I have a docker swarm running with one manager and two work nodes. Now have a very strange situation. Here is my traefik config
version: "3.7"
networks:
cluster_network:
driver: overlay
ipam:
driver: default
config:
- subnet: 192.168.99.0/24
services:
traefik:
image: traefik:v2.3.6
deploy:
mode: replicated
replicas: 1
placement:
constraints: [ node.role == manager ]
labels:
- traefik.enable=true
- traefik.http.routers.traefik_http.rule=Host(`dev.xxx.com`)
- traefik.http.routers.traefik_http.service=api@internal
- traefik.http.routers.traefik_http.tls.certresolver=letsencryptresolver
- traefik.http.routers.traefik_http.tls=true
- traefik.http.routers.traefik_http.entrypoints=webs
- traefik.http.routers.traefik_http.middlewares=auth
- traefik.http.services.admin.loadbalancer.server.port=8080
- traefik.http.middlewares.auth.basicauth.removeheader=true
- traefik.http.middlewares.auth.basicauth.users=admin:xxx
- traefik.docker.network=ks_cluster_network
command: >
--providers.docker
--providers.docker.endpoint=unix:///var/run/docker.sock
--providers.docker.exposedbydefault=false
--providers.docker.swarmmode=true
--providers.docker.network=ks_cluster_network
--entryPoints.web.address=:80
--entryPoints.webs.address=:443
--accesslog
--log.level=DEBUG
--api=true
--tracing=false
--api.dashboard=true
--api.insecure=true
--tracing.serviceName=admin
--serverstransport.insecureskipverify=true
--certificatesresolvers.letsencryptresolver.acme.httpchallenge=true
--certificatesresolvers.letsencryptresolver.acme.httpchallenge.entryPoint=web
--certificatesresolvers.letsencryptresolver.acme.email=admin@xxx.com
--certificatesresolvers.letsencryptresolver.acme.storage=/letsencrypt/acme.json
ports:
- "80:80"
- "443:443"
volumes:
- /var/run/docker.sock:/var/run/docker.sock:ro
- acme:/letsencrypt
Then I run traefik as a separate stack with docker stack deploy -c ./traefik.yml ks
.
Then I create another stack for services.
networks:
ks_cluster_network:
external: true
services:
whoami:
image: containous/whoami:latest
deploy:
mode: replicated
replicas: 1
placement:
constraints: [ node.hostname == node1 ]
labels:
- traefik.enable=true
- traefik.backend=whoami
- traefik.http.routers.whoami.rule=Host(`whoami.xxx.com`)

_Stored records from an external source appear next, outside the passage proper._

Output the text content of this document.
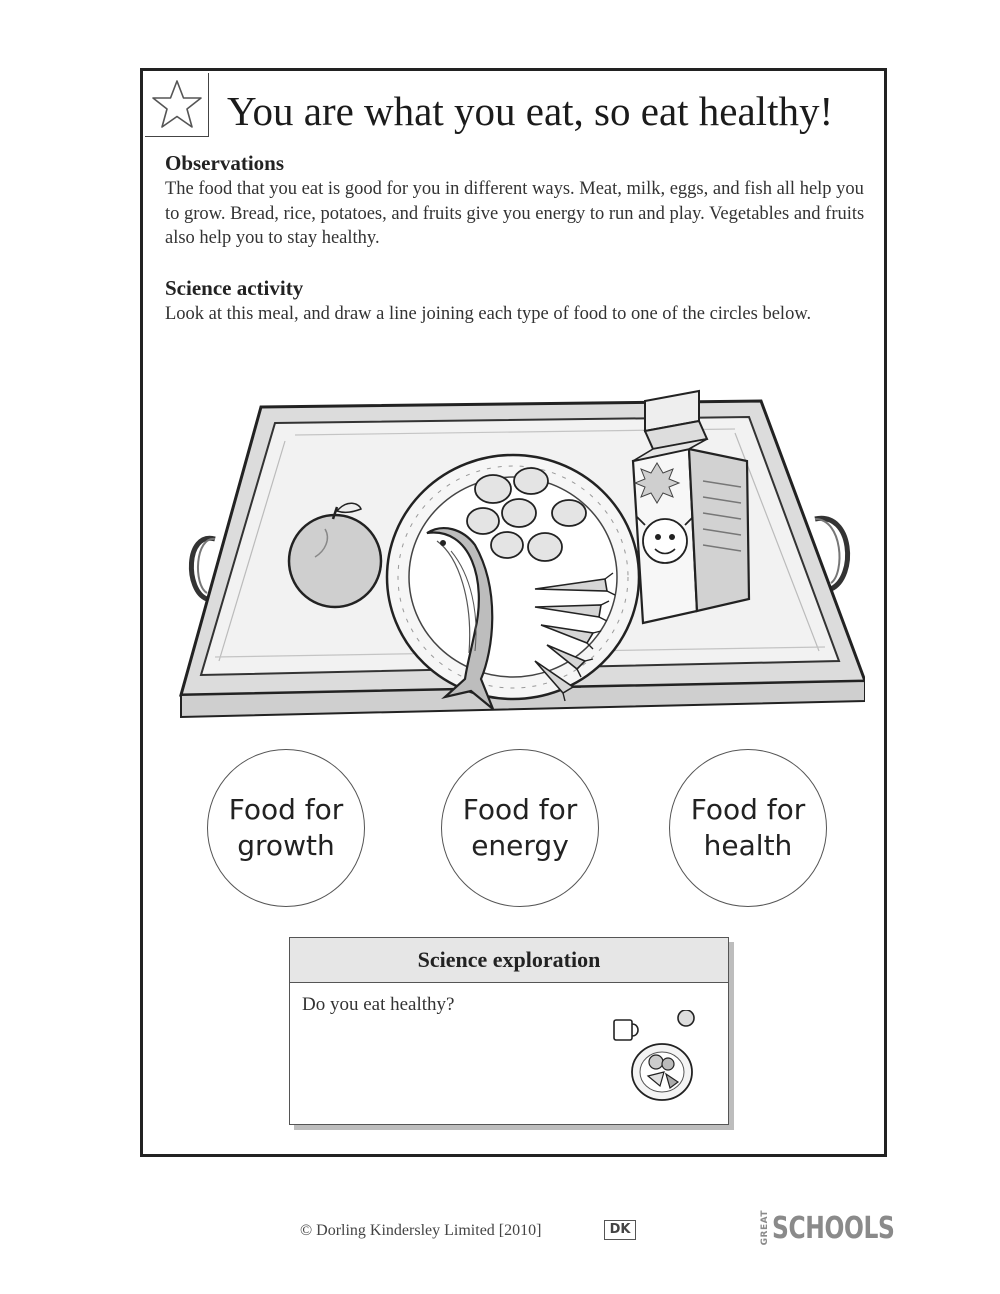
You are what you eat, so eat healthy!
Observations
The food that you eat is good for you in different ways. Meat, milk, eggs, and fish all help you to grow. Bread, rice, potatoes, and fruits give you energy to run and play. Vegetables and fruits also help you to stay healthy.
Science activity
Look at this meal, and draw a line joining each type of food to one of the circles below.
Food for
growth
Food for
energy
Food for
health
Science exploration
Do you eat healthy?
© Dorling Kindersley Limited [2010]	DK	GREAT SCHOOLS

- traefik.http.routers.whoami.entrypoints=webs
- traefik.http.routers.whoami.tls.certresolver=letsencryptresolver
- traefik.http.routers.whoami.tls=true
- traefik.docker.network=ks_cluster_network
- traefik.http.services.whoami.loadbalancer.server.port=80
networks:
- ks_cluster_network
erp:
image: monogramm/docker-dolibarr
deploy:
mode: replicated
replicas: 1
placement:
constraints: [ node.hostname == node1 ]
labels:
- traefik.enable=true
- traefik.backend=erp
- traefik.http.routers.erp.rule=Host(`erp.xxx.com`)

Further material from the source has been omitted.